Permanent Stormwater Treatment System.
Permittees must design the project so all stormwater discharged from the project during and after construction activities does not cause a violation of state water quality standards, including nuisance conditions, erosion in receiving channels or on downslope properties, or a significant adverse impact to wetlands caused by inundation or decrease of flow.
Permittees must design and construct a permanent stormwater treatment system to treat the water quality volume if the project's ultimate development replaces vegetation and/or other pervious surfaces creating a net increase of one (1) or more acres of cumulative impervious surface.
Permittees must calculate the water quality volume as one (1) inch times the net increase of impervious surfaces created by the project.
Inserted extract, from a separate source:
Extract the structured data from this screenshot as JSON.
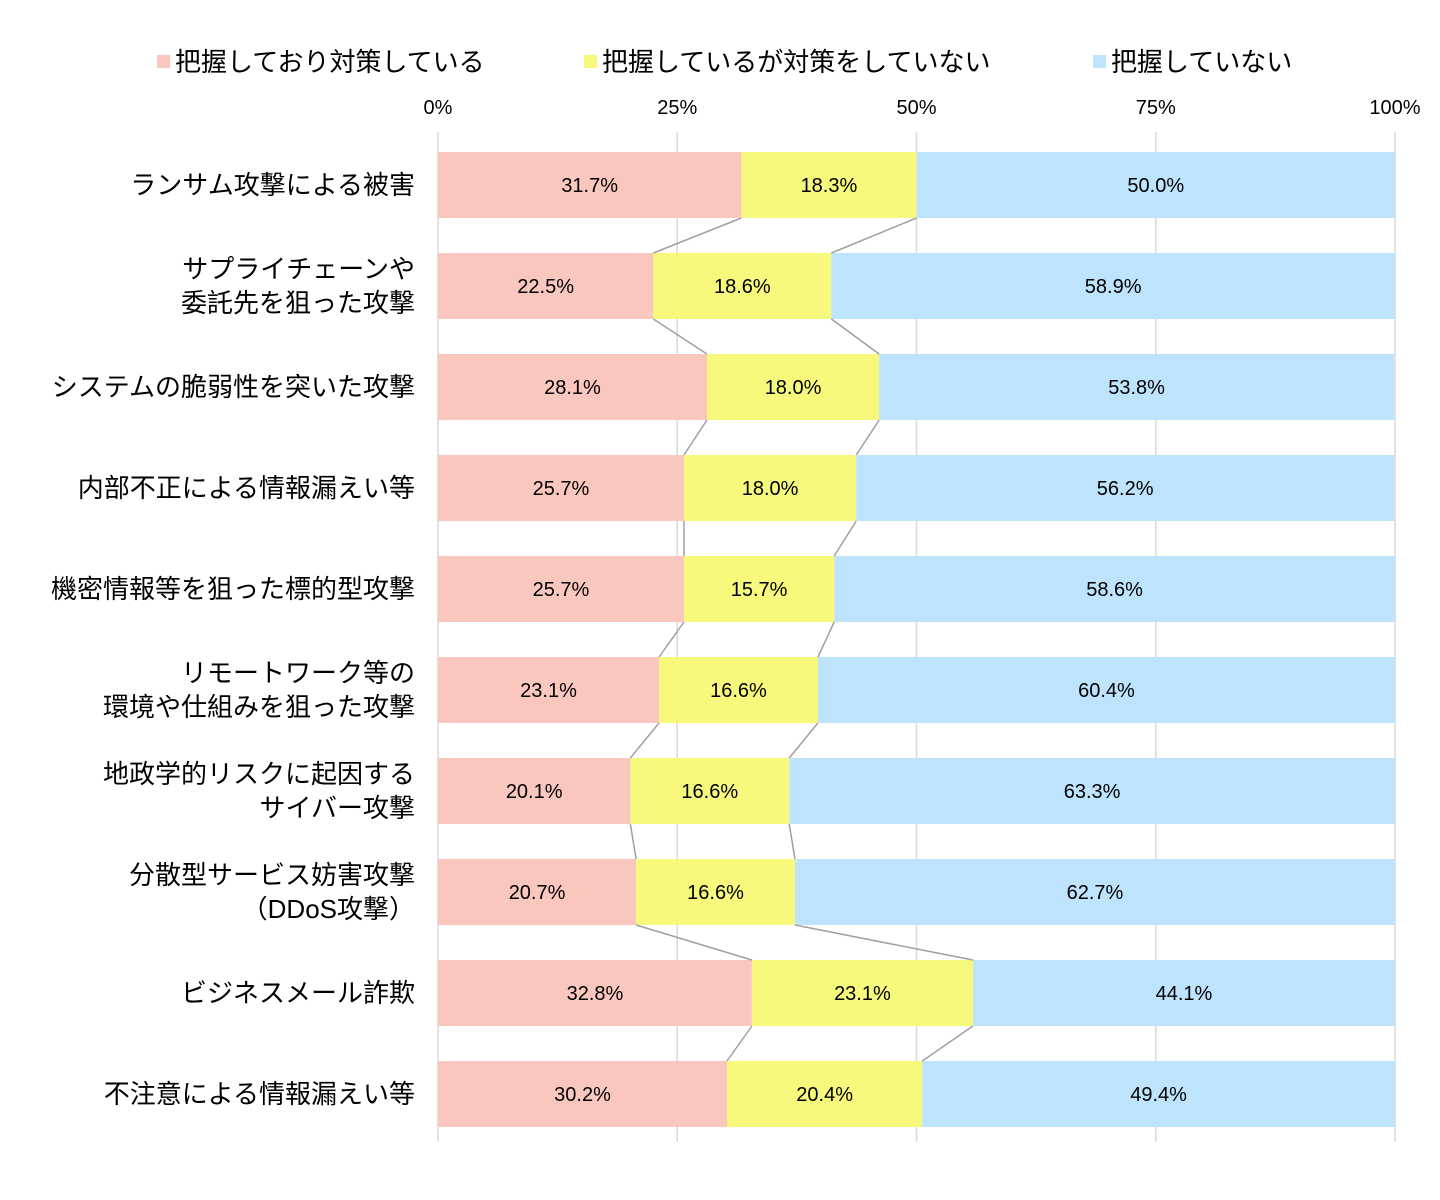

Permittees must first consider volume reduction practices on-site (e.g., infiltration or other) when designing the permanent stormwater treatment system. If this permit prohibits infiltration as described in item 16.14 through item 16.21, permittees may consider a wet sedimentation basin, filtration basin or regional pond. This permit does not consider wet sedimentation basins and filtration systems to be volume reduction practices.
For projects where the full volume reduction requirement cannot be met on-site, (e.g., the site has infiltration prohibitions), permittees must document the reasons in the SWPPP.
Permittees must discharge the water quality volume to a permanent stormwater treatment system prior to discharge to a surface water. For purposes of this item, surface waters do not include man-made drainage systems that convey stormwater to a permanent stormwater treatment system.
Where the proximity to bedrock precludes the installation of any of the permanent stormwater treatment practices required by Sections 15 through 19, permittees must install other treatment such as grassed swales, smaller ponds, or grit chambers, prior to the discharge of stormwater to surface waters.
For linear projects where permittees cannot treat the entire water quality volume within the existing right-of-way, permittees must make a reasonable attempt to obtain additional right-of-way, easement or other permission for stormwater treatment during the project planning process. Documentation of these attempts must be in the SWPPP. Permittees must still consider volume reduction practices first as described in item 15.5. If permittees cannot obtain additional right-of-way, easement or other permission, they must maximize the treatment of the water quality volume prior to discharge to surface waters.